Ses statistiques ne font pas sauter au plafond mais elles restent correctes pour un joueur qui a mis beaucoup de temps à trouver sa place sur les parquets : 11,5 points à 46% et 4,5 passes en 27 minutes. Des chiffres qui sont amenés à augmenter petit à petit. Il manque encore de régularité mais le jeune basketteur a fait quelques très bons matches. Comme ses 25 points contre Brooklyn, le 6 janvier dernier, après avoir d’ailleurs pris la rencontre à son compte dans les instants clés.

« Il est très talentueux et je suis content de le voir trouver son rythme », déclarait Aaron Gordon après le match.

D’une certaine manière, Fultz est devenu le facteur X du Magic. S’il brille et passe un cap, sa franchise peut faire de même et s’imposer définitivement comme un candidat garanti aux playoffs. Pour l’instant, Orlando est septième avec 20 victoires en 41 matches. Mais il ne manque pas grand-chose pour que les Floridiens passent de la catégorie « chair à canon du premier tour » à « équipe difficile à sortir au premier tour. » Et ce petit truc, ça peut être le meneur de 21 ans.

Ça fait un sacré chemin parcouru depuis ses débuts à Philadelphie. Il était arrivé avec le statut de futur superstar mais aussi la pression qui va avec. Un rôle trop lourd à assumer pour le jeune homme. Une blessure étrange et persistante à l’épaule l’a fait dérayer mentalement, au point qu’il en a oublié comment shooter. Et après seulement 33 matches en deux ans, les Sixers ont décidé de lâcher l’affaire en l’envoyant au Magic.

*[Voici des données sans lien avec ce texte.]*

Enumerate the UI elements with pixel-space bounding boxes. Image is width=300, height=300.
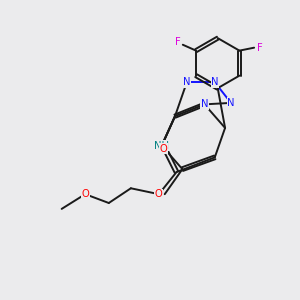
Text: F: F [175, 37, 180, 47]
Text: N: N [201, 99, 208, 110]
Text: NH: NH [154, 141, 169, 151]
Text: N: N [211, 77, 218, 87]
Text: N: N [227, 98, 235, 108]
Text: F: F [256, 43, 262, 53]
Text: O: O [155, 189, 163, 199]
Text: N: N [183, 77, 190, 87]
Text: O: O [81, 189, 89, 199]
Text: O: O [159, 143, 167, 154]
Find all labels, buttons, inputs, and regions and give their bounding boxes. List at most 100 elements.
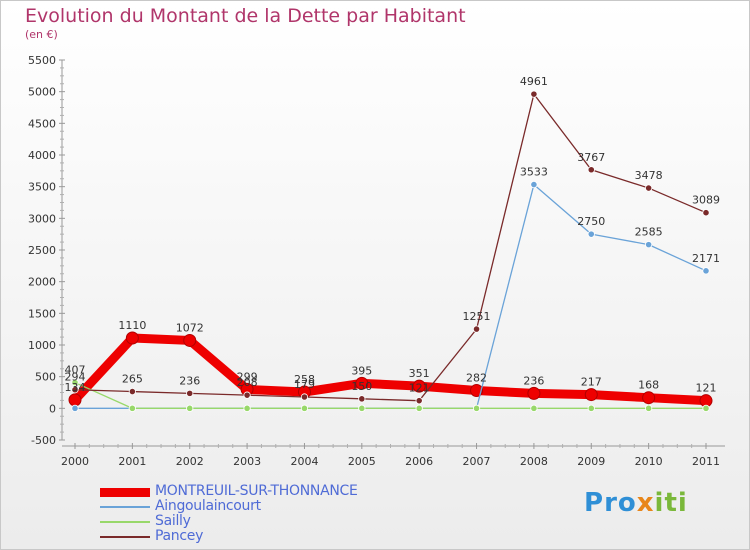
series-sailly — [71, 378, 710, 412]
data-point — [702, 209, 710, 217]
data-point — [415, 397, 423, 405]
data-point — [186, 389, 194, 397]
data-point — [243, 404, 251, 412]
data-point — [71, 386, 79, 394]
x-tick-label: 2006 — [405, 455, 433, 468]
brand-letter: r — [604, 488, 618, 518]
data-label: 407 — [65, 364, 86, 377]
x-tick-label: 2004 — [290, 455, 318, 468]
y-tick-label: 2500 — [28, 244, 56, 257]
data-label: 236 — [523, 374, 544, 387]
legend-label: Aingoulaincourt — [155, 498, 261, 514]
data-label: 1251 — [463, 310, 491, 323]
data-point — [71, 378, 79, 387]
data-point — [645, 184, 653, 192]
y-tick-label: 3000 — [28, 212, 56, 225]
data-label: 395 — [351, 364, 372, 377]
chart-unit: (en €) — [25, 28, 58, 41]
data-label: 150 — [351, 380, 372, 393]
data-label: 236 — [179, 374, 200, 387]
brand-letter: P — [584, 488, 605, 518]
data-label: 2171 — [692, 252, 720, 265]
data-label: 299 — [237, 370, 258, 383]
data-label: 179 — [294, 378, 315, 391]
x-tick-label: 2005 — [348, 455, 376, 468]
y-tick-label: 1000 — [28, 339, 56, 352]
x-tick-label: 2000 — [61, 455, 89, 468]
y-tick-label: -500 — [31, 434, 56, 447]
series-pancey — [71, 90, 710, 405]
data-label: 351 — [409, 367, 430, 380]
x-tick-label: 2007 — [463, 455, 491, 468]
series-aingoulaincourt — [71, 180, 710, 412]
data-label: 121 — [409, 382, 430, 395]
brand-letter: i — [677, 488, 688, 518]
legend-label: MONTREUIL-SUR-THONNANCE — [155, 483, 358, 499]
data-label: 4961 — [520, 75, 548, 88]
data-point — [702, 267, 710, 275]
y-tick-label: 500 — [35, 371, 56, 384]
data-point — [472, 325, 481, 333]
data-point — [355, 376, 369, 390]
data-label: 134 — [65, 381, 86, 394]
data-label: 121 — [696, 382, 717, 395]
x-tick-label: 2002 — [176, 455, 204, 468]
data-point — [642, 391, 656, 405]
legend-swatch — [100, 521, 150, 523]
data-label: 3767 — [577, 151, 605, 164]
y-tick-label: 0 — [49, 402, 56, 415]
data-point — [587, 166, 595, 174]
data-point — [587, 230, 595, 238]
x-tick-label: 2003 — [233, 455, 261, 468]
y-tick-label: 4500 — [28, 117, 56, 130]
data-label: 1110 — [118, 319, 146, 332]
data-point — [128, 404, 136, 412]
brand-letter: i — [654, 488, 665, 518]
data-label: 265 — [122, 373, 143, 386]
x-tick-label: 2008 — [520, 455, 548, 468]
brand-letter: o — [617, 488, 637, 518]
y-tick-label: 1500 — [28, 307, 56, 320]
data-point — [645, 404, 653, 412]
data-point — [587, 404, 595, 412]
series-line — [74, 93, 707, 402]
data-label: 282 — [466, 371, 487, 384]
y-tick-label: 5500 — [28, 54, 56, 67]
series-line — [74, 381, 707, 409]
x-tick-label: 2010 — [635, 455, 663, 468]
series-montreuil-sur-thonnance — [68, 331, 713, 408]
data-label: 3478 — [635, 169, 663, 182]
brand-letter: t — [664, 488, 678, 518]
y-tick-label: 5000 — [28, 86, 56, 99]
data-label: 1072 — [176, 321, 204, 334]
data-point — [68, 393, 82, 407]
data-point — [470, 383, 484, 397]
y-tick-label: 3500 — [28, 181, 56, 194]
x-tick-label: 2001 — [118, 455, 146, 468]
data-label: 217 — [581, 376, 602, 389]
legend-swatch — [100, 506, 150, 508]
data-point — [125, 331, 139, 345]
legend-swatch — [100, 487, 150, 497]
data-point — [183, 333, 197, 347]
data-point — [358, 395, 366, 403]
legend-label: Pancey — [155, 528, 204, 544]
brand-letter: x — [636, 488, 655, 518]
data-point — [645, 241, 653, 249]
legend-swatch — [100, 536, 150, 538]
y-tick-label: 2000 — [28, 276, 56, 289]
data-point — [71, 404, 79, 412]
data-label: 2750 — [577, 215, 605, 228]
data-point — [530, 404, 538, 412]
data-point — [415, 404, 423, 412]
series-line — [70, 333, 711, 406]
data-point — [412, 379, 426, 393]
x-tick-label: 2011 — [692, 455, 720, 468]
data-point — [300, 393, 309, 401]
data-point — [358, 404, 366, 412]
x-tick-label: 2009 — [577, 455, 605, 468]
data-point — [584, 388, 598, 402]
data-point — [527, 386, 541, 400]
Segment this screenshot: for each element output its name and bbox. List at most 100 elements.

« Ce que j’ai traversé me donne encore plus de motivation. J’ai bossé dur pour en arriver-là. J’ai traversé beaucoup de choses mais je n’ai jamais abandonné », assure l’intéressé.

C’est maintenant qu’il s’est repris en main que l’on se rend compte que les dirigeants d’Orlando ont peut-être fait une très bonne affaire en le récupérant en lâchant Jonathon Simmons et un pick. Ce nouveau départ a fait le plus grand bien à l’ancienne superstar universitaire.

« Ils ont confiance en lui et il a confiance en lui. Ils lui ont donné une opportunité de jouer comme il a toujours su le faire. Je suis heureux pour lui », confiait LeBron James, adversaire battu hier soir.

Markelle Fultz a retrouvé la confiance en lui et il n’hésite plus à shooter. Sa mécanique est nettement plus fluide et son 72% aux lancers témoigne des progrès accompli, même s’il est encore maladroit de loin (26%). Mais en attendant, il n’a même pas besoin d’arroser derrière l’arc. Il est tellement rapide balle en main qu’il arrive à se frayer un chemin vers le cercle. Comme cette nuit, quand il a fallu calmer les Lakers. Exactement comme il le faisait à la fac. « Je pense que ça se voit que j’étais un premier choix de draft », commente Fultz. « Maintenant, je laisse parler mon jeu. » Et sa voix se fait justement entendre de plus en plus fort.